If ontological idealism is indeed less problematic and more conceptually parsimonious than materialism/physicalism, why is it rejected by most philosophers and scientists in our time?
Idealism leads us to the question of what consciousness-in-itself is — to the mystery of the transcendent, and given the millennia of mysticism (transpersonal experience of the transcendent) — to the mystery of Transcendence, whereas the pseudoscientific metaphysical mythology of materialism/physicalism is first of all a reaction to religious mythology, and the problem of its fanatical supporters is that together with the “bathwater” of naive religious myths they throw out Transcendence and stubbornly refuse to return to the path of faith, now purely philosophical.
The truth of idealism is rejected not because idealism is unscientific (in fact it is more “scientific” than materialism/physicalism and other erroneous ontologies that introduce “physical matter” into the ontological equation and thereby violate Occam’s razor principle, since idealism allows us to explain scientific data with incomparable consistency and conceptual parsimony), but because of Transcendence: Those who have never transcended their individual existence into the supraindividual Light can only have faith in Transcendence, which most of our contemporaries are incapable of, for faith in Transcendence stands in the way of their egoistic self-will, which wants God to stay dead. Kali Yuga.

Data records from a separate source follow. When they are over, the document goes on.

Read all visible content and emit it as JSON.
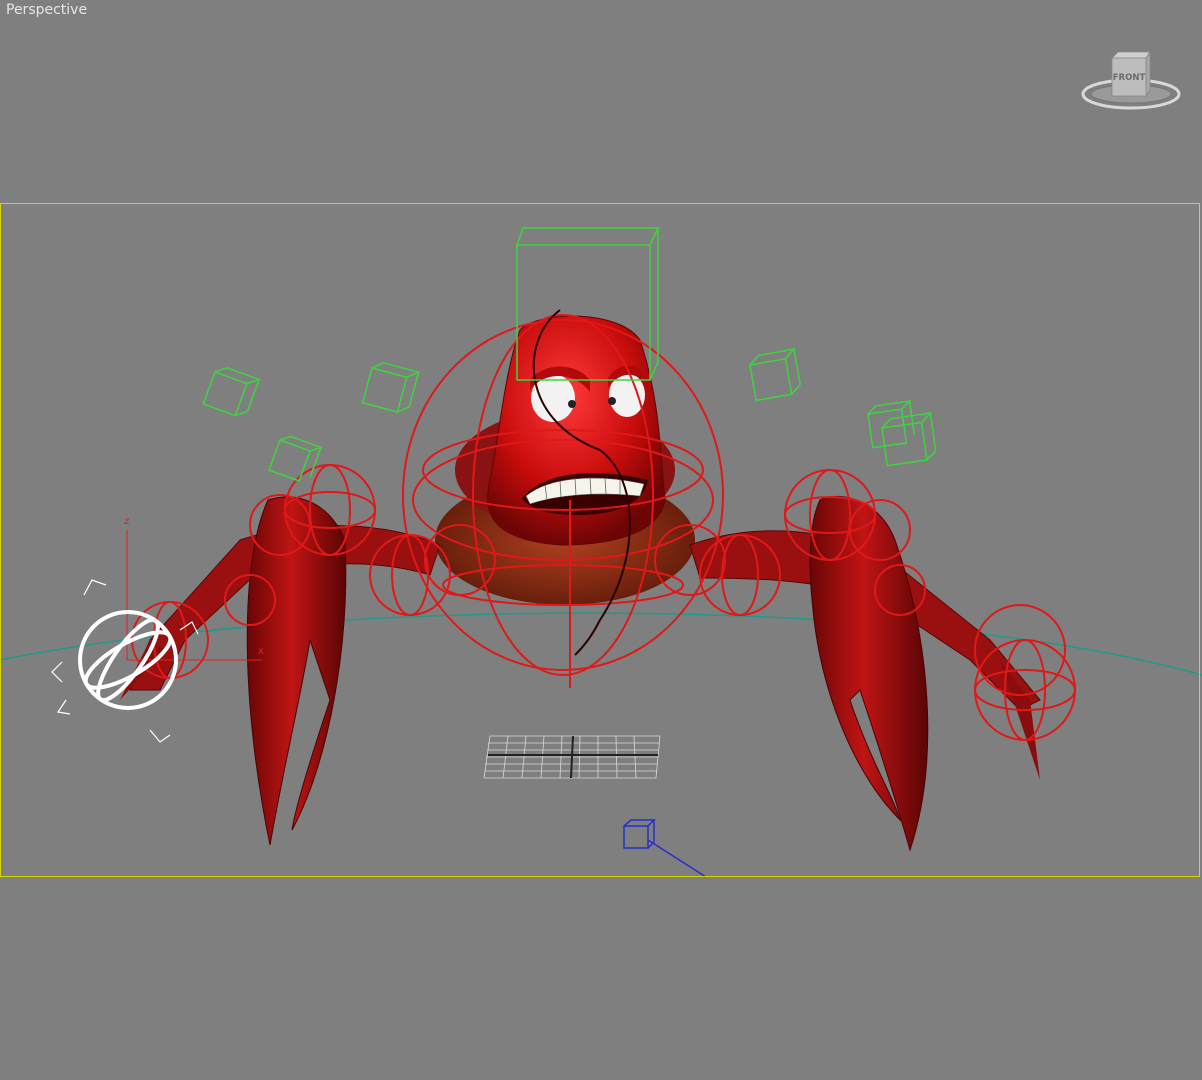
{
  "viewport": {
    "label": "Perspective",
    "view_cube_face": "FRONT",
    "background_color": "#7f7f7f",
    "safe_frame_color": "#d8d400"
  },
  "gizmo": {
    "axis_z": "z",
    "axis_x": "x"
  },
  "scene_colors": {
    "character_red": "#c21010",
    "rig_wire_red": "#e01818",
    "helper_green": "#3fd43f",
    "camera_blue": "#2430c8",
    "ground_teal": "#1d9a8a"
  },
  "icons": [
    "view-cube-icon",
    "transform-gizmo-icon",
    "camera-icon",
    "grid-object-icon"
  ]
}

“How great a friend [the concept of] material substance has been to atheists in all ages were needless to relate. All their monstrous systems have so visible and necessary a dependence on it that, when this corner-stone is once removed, the whole fabric cannot choose but fall to the ground, insomuch that it is no longer worth while to bestow a particular consideration on the absurdities of every wretched sect of atheists.” — George Berkeley
“Materialists employ all manner of expressions, arguments, metaphors, and embellishments to attract and deceive foolish people. … It will only be in the final five hundred years of later ages that [materialists] will create schisms and their mistaken views of causation will flourish and be accepted by false disciples.” — Laṅkāvatārasūtra
*) The notion of Kantian and Husserlian transcendental idealism/phenomenology in which Yogācāra transcendental and ontological idealism is partially rediscovered.